Only days after a black Cadillac hearse paraded Kim Jong Il's body though Pyongyang, the state produced, staged, and repeatedly performed a huge choral-orchestral cantata all about the life and legacy of the man who had portrayed himself as philosopher-king. Rewards to the composers were rapidly distributed. The strings, brass, and woodwinds of the Unhasu Orchestra stood at the centerpiece of those performances, which were attended more than once by audiophile and successor Kim Jong Un.

The group went on a punishing performance schedule across North Korea. While the orchestra's main repertoire in Paris was Brahms and Saint-Saens, North Korean state media strongly implied that the Unhasu's tour there was imbued with the spirit of Kim Jong Il, a demonstration for Europe of the Kimist renaissance in the greatest and most generous country on earth, North Korea.

For all its propaganda value back home, the orchestra tour also sent an important message to Europe and the West: the country is receptive to contact with the outside. The carefully staged pre-performance activities were, in communicating this bit of diplomacy, practically as important as the show itself. The North Korean musicians appeared at the Louvre, posed with the Mona Lisa, and spent a day at Versailles. For a country whose national propaganda often portrays such Western icons as representations of barbarism and evil, this was a big deal. China's state-run news agency Xinhua, an eager booster of North Korea's opening, quoted a French violinist as saying, "with this collaboration, opening itself to the world -- they will soon be at the level of their neighbors."

As is so often the case with North Korea's outreaches, this is probably about aid. The European Union Working Group on North Korean Issues, which makes formal recommendations on food aid to the country, is scheduled to meet later this month. Pyongyang has probably noticed that international human rights abuses are getting more attention in Europe lately, which could risk European support for food aid to North Korea.

European leaders might also see an opportunity for greater diplomatic access to Pyongyang, which Russia and the U.S. have long dominated. Kim Jong Un was educated in a European middle school, after all.
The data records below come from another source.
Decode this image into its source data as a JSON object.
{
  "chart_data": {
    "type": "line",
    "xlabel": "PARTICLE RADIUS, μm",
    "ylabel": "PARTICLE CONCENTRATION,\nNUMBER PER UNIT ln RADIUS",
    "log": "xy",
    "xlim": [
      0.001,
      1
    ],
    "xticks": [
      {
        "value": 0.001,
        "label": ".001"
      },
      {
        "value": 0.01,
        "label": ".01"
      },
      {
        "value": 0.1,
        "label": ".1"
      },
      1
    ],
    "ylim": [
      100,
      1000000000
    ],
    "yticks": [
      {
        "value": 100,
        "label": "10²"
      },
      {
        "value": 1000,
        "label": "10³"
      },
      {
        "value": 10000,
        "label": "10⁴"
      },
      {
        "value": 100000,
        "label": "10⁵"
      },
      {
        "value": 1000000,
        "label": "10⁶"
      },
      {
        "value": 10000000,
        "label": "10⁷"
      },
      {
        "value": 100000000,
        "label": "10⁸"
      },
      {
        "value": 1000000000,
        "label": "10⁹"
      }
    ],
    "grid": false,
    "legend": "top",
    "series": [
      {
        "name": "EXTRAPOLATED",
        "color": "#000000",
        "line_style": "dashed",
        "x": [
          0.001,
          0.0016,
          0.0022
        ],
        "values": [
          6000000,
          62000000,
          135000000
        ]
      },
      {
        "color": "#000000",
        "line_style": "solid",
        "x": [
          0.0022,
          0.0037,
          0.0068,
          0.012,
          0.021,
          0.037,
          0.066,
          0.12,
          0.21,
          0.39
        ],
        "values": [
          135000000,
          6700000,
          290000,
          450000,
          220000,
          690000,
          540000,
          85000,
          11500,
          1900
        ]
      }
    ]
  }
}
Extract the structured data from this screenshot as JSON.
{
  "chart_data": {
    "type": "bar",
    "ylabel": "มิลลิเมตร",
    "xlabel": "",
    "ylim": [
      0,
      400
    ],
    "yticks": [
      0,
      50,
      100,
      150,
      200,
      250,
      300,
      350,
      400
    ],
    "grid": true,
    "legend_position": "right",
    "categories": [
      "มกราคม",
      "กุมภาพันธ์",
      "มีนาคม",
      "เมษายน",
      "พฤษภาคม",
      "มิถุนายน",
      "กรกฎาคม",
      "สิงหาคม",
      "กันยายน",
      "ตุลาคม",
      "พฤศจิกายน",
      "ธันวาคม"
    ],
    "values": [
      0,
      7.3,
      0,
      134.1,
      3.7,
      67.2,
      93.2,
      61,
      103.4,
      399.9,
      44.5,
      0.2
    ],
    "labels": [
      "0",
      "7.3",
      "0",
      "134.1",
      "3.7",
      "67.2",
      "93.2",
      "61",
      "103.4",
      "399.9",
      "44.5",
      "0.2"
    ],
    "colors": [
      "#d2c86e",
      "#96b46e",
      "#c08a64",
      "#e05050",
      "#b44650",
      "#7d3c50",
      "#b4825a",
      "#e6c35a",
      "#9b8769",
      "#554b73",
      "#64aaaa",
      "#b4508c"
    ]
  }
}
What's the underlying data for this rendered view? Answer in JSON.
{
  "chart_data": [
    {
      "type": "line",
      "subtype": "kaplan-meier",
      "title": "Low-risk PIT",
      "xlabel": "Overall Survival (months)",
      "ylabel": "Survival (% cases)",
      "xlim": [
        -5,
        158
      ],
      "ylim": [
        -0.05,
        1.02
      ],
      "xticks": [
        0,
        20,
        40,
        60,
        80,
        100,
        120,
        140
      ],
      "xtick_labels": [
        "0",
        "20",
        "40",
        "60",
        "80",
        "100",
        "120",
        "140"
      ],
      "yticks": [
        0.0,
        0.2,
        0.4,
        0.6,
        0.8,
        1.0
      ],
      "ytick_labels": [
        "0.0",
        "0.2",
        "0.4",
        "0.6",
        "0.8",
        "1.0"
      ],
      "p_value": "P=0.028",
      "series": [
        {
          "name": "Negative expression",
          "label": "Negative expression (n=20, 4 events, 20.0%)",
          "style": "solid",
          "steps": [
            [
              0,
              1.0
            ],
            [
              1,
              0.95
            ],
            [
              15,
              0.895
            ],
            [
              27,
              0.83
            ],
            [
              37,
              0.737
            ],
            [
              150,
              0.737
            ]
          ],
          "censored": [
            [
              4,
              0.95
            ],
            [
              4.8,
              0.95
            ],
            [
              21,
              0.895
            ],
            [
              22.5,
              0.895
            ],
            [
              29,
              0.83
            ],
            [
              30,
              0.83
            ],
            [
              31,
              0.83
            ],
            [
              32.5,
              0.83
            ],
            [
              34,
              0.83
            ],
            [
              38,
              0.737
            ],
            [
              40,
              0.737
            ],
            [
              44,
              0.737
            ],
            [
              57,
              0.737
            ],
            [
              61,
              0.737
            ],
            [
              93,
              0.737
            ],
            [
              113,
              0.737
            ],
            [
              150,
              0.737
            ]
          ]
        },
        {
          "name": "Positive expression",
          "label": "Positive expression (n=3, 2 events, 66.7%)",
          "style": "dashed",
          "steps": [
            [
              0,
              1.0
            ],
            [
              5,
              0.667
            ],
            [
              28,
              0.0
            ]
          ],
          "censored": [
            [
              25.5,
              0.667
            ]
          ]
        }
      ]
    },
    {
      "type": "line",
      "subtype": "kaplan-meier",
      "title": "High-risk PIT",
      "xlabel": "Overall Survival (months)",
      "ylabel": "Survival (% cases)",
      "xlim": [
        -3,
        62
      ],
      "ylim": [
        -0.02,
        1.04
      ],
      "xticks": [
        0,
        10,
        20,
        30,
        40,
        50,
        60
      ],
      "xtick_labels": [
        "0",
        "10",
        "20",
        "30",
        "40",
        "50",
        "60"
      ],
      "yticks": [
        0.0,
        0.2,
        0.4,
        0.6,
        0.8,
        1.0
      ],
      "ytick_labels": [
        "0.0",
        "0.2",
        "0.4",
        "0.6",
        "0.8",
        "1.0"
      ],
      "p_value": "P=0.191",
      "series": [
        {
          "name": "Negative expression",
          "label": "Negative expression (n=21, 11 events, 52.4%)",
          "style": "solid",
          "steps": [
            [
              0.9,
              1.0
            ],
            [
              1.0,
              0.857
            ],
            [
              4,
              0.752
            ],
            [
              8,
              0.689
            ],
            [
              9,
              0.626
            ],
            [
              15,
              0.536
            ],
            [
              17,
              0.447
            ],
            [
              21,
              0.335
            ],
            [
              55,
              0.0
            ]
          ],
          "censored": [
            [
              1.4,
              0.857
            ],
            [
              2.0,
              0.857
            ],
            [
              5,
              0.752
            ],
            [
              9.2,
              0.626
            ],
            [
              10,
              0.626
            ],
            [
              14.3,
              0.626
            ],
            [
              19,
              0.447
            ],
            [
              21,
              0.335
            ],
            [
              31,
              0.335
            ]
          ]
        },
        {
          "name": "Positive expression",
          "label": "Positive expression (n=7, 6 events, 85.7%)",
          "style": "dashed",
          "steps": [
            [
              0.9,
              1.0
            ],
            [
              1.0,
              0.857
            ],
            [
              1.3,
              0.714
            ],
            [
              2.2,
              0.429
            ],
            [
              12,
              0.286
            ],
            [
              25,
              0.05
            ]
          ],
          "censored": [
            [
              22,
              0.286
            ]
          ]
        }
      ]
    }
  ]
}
Still, North Korea is North Korea, and happy engagement is not this regime's most comfortable habit. State-run news on the day of the concert promoted military drills and angry speeches by "Red Guard Worker-Peasant Militia," who used old machine guns to blast holes in targets bearing the name of the South Korean President. University students in Pyongyang were reported to volunteer en masse for military service, each vowing to become one of "five million human bombs to defend the sacred dignity of the DPRK's leaders." The state news agency, responding in part to a new memoir released in French by a North Korean refugee, also pledged to destroy those who harmed the reputation of the DPRK.

These events can look absurd, but West participates because it does not want to discourage any chance for opening and because the idea of cultivating "civil society" ties is too powerful to resist even if, properly speaking, North Korea does not have a civil society. North Korea has left few openings for engagement, and those that have been opened often blow up Pyongyang's face. A recent figure skating championship in Pyongyang sparked scandal in Finland, when a Finnish skater who participated was forced to apologize for the appearance of supporting the regime. A soccer team sent to play against Germany generated international mockery when the team's captain blamed the lightning for their loss.

Against this ostinato of critique, the Unhasu Orchestra's trip to Paris was another of North Korea's probably futile efforts to convince the outside world that the rhythm of change in Pyongyang may in fact be accelerating.